In [7]:
# Syntax
"""
table.pivot('column_for_rows', 'column_for_columns', 'values_column', collect_function)
"""

from datascience import Table
data = Table().with_columns(
    'Student', ['Alice', 'Bob', 'Alice', 'Bob'],
    'Test', ['Midterm', 'Midterm', 'Final', 'Final'],
    'Score', [85, 90, 95, 88]
)

data.show()

Student,Test,Score
Alice,Midterm,85
Bob,Midterm,90
Alice,Final,95
Bob,Final,88


1. Columns are the headers: Student, Test, and Score.
2. Rows are the data entries, where each row represents a combination of values across these columns 
    - (e.g., one row is Alice | Midterm | 85).

In [8]:
pivot_table = data.pivot('Student', 'Test', 'Score', sum)
pivot_table.show()

Test,Alice,Bob
Final,95,88
Midterm,85,90


Student becomes rows, Test becomes columns, and Score fills the table. sum is used here, but if there’s only one value per cell, it’s just displayed as-is. Thus the sum call returns values inside the table, just data rather than rows or headers(columns)

__**Pivot is like spreading out your data into a grid to see patterns (how a student performed across tests)**__

### Join Definition

The join method combines two tables based on a shared column (like a key), similar to a database join.

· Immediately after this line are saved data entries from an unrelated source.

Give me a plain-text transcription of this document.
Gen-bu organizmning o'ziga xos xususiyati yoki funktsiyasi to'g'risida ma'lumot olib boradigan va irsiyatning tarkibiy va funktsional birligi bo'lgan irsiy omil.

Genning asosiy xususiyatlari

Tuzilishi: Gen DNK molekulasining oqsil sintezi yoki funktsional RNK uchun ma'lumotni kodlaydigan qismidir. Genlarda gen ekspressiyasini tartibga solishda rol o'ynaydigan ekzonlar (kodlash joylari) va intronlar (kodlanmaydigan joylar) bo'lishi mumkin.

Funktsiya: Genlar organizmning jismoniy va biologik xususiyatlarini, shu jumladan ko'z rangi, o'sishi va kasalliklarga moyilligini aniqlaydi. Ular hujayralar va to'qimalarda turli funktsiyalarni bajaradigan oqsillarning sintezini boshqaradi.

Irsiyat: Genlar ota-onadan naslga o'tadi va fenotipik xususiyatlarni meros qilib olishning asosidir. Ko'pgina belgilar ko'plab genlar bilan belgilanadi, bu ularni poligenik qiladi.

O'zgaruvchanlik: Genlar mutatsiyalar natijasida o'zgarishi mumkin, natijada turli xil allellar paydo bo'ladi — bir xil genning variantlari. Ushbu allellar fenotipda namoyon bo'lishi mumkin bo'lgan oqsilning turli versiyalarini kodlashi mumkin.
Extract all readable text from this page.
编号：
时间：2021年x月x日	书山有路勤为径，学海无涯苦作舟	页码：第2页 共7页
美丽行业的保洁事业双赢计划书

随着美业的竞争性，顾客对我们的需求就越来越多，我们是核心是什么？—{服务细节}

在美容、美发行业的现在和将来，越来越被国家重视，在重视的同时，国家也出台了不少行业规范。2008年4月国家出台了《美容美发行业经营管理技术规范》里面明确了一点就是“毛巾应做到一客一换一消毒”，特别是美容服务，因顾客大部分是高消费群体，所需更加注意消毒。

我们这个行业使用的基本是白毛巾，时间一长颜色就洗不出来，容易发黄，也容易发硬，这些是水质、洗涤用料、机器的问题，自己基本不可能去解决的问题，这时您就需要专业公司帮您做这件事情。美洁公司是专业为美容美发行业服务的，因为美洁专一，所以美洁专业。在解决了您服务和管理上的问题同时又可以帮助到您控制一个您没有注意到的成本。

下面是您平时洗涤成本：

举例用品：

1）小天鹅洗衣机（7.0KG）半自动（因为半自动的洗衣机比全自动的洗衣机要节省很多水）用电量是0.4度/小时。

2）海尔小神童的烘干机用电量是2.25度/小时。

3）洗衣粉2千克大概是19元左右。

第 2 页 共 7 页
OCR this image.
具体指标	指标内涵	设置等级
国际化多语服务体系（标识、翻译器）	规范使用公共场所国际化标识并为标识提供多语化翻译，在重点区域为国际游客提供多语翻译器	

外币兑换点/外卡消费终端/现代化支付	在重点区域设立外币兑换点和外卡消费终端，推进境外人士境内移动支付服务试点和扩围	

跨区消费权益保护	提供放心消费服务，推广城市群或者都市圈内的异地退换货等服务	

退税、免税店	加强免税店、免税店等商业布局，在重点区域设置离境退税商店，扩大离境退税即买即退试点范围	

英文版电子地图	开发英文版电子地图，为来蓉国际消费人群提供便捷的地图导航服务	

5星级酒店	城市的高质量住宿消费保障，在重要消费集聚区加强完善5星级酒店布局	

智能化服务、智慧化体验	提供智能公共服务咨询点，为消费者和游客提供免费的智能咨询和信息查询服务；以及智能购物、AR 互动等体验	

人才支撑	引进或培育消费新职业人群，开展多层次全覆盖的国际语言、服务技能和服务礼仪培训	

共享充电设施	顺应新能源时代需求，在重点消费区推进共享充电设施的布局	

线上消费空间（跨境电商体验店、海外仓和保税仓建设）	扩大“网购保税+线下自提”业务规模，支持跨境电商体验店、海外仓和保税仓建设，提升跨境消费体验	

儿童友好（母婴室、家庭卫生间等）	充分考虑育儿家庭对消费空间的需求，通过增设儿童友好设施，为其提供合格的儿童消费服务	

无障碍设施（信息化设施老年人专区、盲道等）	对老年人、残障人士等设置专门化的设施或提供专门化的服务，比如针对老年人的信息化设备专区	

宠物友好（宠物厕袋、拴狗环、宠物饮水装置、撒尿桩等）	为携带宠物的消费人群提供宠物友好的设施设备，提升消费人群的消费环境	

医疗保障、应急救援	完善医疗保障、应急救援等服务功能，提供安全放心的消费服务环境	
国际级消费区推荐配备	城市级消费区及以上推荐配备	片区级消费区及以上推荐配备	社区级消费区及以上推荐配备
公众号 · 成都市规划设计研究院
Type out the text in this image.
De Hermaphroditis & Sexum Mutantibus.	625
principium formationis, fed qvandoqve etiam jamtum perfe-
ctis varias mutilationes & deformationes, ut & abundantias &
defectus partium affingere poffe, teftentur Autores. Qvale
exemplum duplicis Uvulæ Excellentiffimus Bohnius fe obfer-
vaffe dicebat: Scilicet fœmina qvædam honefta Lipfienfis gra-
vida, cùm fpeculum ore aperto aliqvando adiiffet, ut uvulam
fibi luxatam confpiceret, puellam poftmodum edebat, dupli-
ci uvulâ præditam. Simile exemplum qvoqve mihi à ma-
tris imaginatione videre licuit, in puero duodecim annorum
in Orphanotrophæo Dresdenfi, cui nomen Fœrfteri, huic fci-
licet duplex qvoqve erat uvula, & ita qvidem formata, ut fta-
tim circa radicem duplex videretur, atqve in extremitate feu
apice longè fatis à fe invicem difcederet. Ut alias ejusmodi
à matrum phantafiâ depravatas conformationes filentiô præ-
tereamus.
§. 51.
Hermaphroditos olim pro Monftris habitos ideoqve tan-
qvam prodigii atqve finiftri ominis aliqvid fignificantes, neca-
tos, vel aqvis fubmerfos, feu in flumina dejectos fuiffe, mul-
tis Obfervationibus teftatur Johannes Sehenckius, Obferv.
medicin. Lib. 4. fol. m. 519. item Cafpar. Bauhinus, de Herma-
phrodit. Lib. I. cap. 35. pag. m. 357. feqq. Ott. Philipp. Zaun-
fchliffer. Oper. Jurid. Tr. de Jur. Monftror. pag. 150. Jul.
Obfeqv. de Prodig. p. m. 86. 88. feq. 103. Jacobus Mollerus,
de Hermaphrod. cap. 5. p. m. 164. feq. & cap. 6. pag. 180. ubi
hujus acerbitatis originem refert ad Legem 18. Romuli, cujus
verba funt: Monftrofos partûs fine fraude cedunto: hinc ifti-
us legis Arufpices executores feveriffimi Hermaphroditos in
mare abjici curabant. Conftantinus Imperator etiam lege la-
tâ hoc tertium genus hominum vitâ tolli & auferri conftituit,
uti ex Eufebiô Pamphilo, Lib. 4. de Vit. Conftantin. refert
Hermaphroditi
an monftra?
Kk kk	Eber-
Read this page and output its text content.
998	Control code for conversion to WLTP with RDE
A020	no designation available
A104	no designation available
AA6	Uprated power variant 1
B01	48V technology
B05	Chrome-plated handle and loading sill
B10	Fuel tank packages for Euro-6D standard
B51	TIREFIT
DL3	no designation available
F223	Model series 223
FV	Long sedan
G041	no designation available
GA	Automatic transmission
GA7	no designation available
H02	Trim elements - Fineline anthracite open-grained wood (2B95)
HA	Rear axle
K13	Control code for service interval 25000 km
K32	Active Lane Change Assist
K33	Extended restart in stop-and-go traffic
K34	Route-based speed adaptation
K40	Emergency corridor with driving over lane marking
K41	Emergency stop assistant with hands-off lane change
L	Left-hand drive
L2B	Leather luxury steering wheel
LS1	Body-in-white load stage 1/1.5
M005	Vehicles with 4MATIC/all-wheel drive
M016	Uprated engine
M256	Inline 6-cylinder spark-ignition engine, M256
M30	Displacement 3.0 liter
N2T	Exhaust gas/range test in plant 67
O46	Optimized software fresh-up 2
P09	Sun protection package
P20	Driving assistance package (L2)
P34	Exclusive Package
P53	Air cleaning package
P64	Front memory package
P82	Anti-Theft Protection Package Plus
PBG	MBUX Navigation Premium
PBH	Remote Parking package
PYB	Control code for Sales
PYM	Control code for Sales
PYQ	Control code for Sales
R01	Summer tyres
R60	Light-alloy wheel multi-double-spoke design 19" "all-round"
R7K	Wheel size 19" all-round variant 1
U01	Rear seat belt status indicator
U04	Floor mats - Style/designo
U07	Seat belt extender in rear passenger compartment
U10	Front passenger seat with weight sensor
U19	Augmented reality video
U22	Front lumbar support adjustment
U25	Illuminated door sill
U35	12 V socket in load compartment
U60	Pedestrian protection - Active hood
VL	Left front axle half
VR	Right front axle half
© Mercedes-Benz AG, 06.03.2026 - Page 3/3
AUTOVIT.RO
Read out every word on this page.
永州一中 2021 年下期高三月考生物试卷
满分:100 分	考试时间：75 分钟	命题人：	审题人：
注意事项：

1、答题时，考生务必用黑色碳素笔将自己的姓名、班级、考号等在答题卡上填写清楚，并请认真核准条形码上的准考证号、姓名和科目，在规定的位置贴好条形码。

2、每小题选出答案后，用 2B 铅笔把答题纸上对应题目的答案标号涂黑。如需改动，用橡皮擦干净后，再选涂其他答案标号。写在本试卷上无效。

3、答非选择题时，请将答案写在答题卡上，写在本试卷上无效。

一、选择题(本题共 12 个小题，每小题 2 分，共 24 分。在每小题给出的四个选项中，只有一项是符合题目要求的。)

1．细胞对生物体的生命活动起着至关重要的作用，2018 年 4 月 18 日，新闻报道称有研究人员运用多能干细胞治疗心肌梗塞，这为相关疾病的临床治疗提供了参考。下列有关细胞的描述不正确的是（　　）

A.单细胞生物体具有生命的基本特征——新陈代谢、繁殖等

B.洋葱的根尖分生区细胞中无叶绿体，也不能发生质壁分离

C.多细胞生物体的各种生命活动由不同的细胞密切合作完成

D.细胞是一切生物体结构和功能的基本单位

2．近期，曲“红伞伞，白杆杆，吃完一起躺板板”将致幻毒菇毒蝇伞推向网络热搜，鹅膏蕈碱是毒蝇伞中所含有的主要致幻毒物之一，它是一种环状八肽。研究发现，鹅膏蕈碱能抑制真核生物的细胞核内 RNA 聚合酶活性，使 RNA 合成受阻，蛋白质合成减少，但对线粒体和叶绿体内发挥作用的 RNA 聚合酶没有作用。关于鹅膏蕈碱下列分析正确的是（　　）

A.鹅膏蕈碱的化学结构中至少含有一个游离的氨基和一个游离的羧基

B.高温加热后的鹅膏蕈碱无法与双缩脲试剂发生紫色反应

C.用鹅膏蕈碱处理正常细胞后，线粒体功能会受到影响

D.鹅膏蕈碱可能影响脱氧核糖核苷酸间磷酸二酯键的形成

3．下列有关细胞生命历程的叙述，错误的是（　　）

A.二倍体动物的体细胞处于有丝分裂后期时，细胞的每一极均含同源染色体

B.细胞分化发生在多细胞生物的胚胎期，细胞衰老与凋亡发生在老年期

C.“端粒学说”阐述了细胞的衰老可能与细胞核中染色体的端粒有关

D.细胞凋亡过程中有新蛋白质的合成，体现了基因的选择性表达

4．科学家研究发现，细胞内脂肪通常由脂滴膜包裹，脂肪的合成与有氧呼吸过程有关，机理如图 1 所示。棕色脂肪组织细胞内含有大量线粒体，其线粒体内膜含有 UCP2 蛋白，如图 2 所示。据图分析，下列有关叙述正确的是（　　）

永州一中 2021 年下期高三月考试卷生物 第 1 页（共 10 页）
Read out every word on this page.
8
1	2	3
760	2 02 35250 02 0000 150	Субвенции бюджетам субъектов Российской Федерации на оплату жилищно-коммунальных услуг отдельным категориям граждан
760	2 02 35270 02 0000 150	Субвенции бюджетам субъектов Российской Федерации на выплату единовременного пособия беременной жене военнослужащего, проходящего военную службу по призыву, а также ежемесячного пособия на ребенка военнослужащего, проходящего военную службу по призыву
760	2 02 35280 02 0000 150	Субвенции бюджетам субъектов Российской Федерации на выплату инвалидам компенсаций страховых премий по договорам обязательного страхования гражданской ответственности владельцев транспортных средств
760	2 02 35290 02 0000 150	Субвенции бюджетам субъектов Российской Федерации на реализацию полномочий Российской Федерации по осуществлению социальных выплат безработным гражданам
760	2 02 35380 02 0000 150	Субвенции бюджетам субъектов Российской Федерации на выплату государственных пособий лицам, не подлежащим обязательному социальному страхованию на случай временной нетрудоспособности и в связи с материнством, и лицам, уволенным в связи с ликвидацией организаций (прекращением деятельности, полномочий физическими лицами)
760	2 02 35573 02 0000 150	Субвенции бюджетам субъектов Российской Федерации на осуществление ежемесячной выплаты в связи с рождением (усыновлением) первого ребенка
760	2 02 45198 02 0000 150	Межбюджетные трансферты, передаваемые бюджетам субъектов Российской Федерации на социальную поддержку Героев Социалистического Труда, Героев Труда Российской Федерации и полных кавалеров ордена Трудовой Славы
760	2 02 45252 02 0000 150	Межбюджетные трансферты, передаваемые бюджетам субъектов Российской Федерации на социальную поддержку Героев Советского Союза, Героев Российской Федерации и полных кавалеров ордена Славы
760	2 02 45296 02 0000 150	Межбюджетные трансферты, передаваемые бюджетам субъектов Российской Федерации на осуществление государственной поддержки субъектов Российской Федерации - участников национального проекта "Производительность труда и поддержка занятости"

It’s typically an inner join by default, **meaning only matching rows are kept**.

How it works:

You specify:
- The column in the first table to match on.
- The second table to join with.
- The column in the second table to match on (if different from the first).
- Rows where the key matches are merged into a single row in the new table.


Syntax
```
table1.join('column_in_table1', table2, 'column_in_table2')
```


In [10]:
students = Table().with_columns(
    'ID', [1, 2, 3],
    'Name', ['Alice', 'Bob', 'Charlie']
)
grades = Table().with_columns(
    'Student_ID', [1, 2, 4],
    'Grade', [85, 90, 88]
)
students.show()
grades.show()

ID,Name
1,Alice
2,Bob
3,Charlie


Student_ID,Grade
1,85
2,90
4,88


In [11]:
joined_table = students.join('ID', grades, 'Student_ID')
joined_table.show()

ID,Name,Grade
1,Alice,85
2,Bob,90


- Only Alice and Bob appear because their IDs (1 and 2) match in both tables. Charlie (ID 3) and the grade for ID 4 don’t match, so they’re excluded.


**Join links related data across tables, but only keeps rows where the key exists in both (inner join behavior).**

### Group 
The group method aggregates(sum, avg, count, mean) data by grouping rows based on a column’s values, then applies a function (like sum, count, or mean) to another column. It’s useful for summarizing data by categories.

How it works:

You specify:
- A column to group by (categories).
- An optional aggregation function (default is count, which counts rows per group).
- The result is a new table with one row per unique value in the grouping column, showing the aggregated result.

```
table.group('column_to_group_by', collect_function)
```

In [12]:
from datascience import Table
data = Table().with_columns(
    'Student', ['Alice', 'Bob', 'Alice', 'Bob'],
    'Test', ['Midterm', 'Midterm', 'Final', 'Final'],
    'Score', [85, 90, 95, 88]
)
grouped = data.group('Student', sum)
grouped.show()

Student,Test sum,Score sum
Alice,,180
Bob,,178


In [13]:
counted = data.group('Student')
counted.show()

Student,count
Alice,2
Bob,2


- Counts how many times each student appears.
- Group summarizes data within categories, reducing the table to one row per unique value with an aggregated result.

# For Anki
- Pivot: Creates a 2D grid (rows × columns) to crosstabulate data.
- Join: Combines two tables side-by-side based on a matching key.
- Group: Collapses rows into summaries based on a single column’s categories.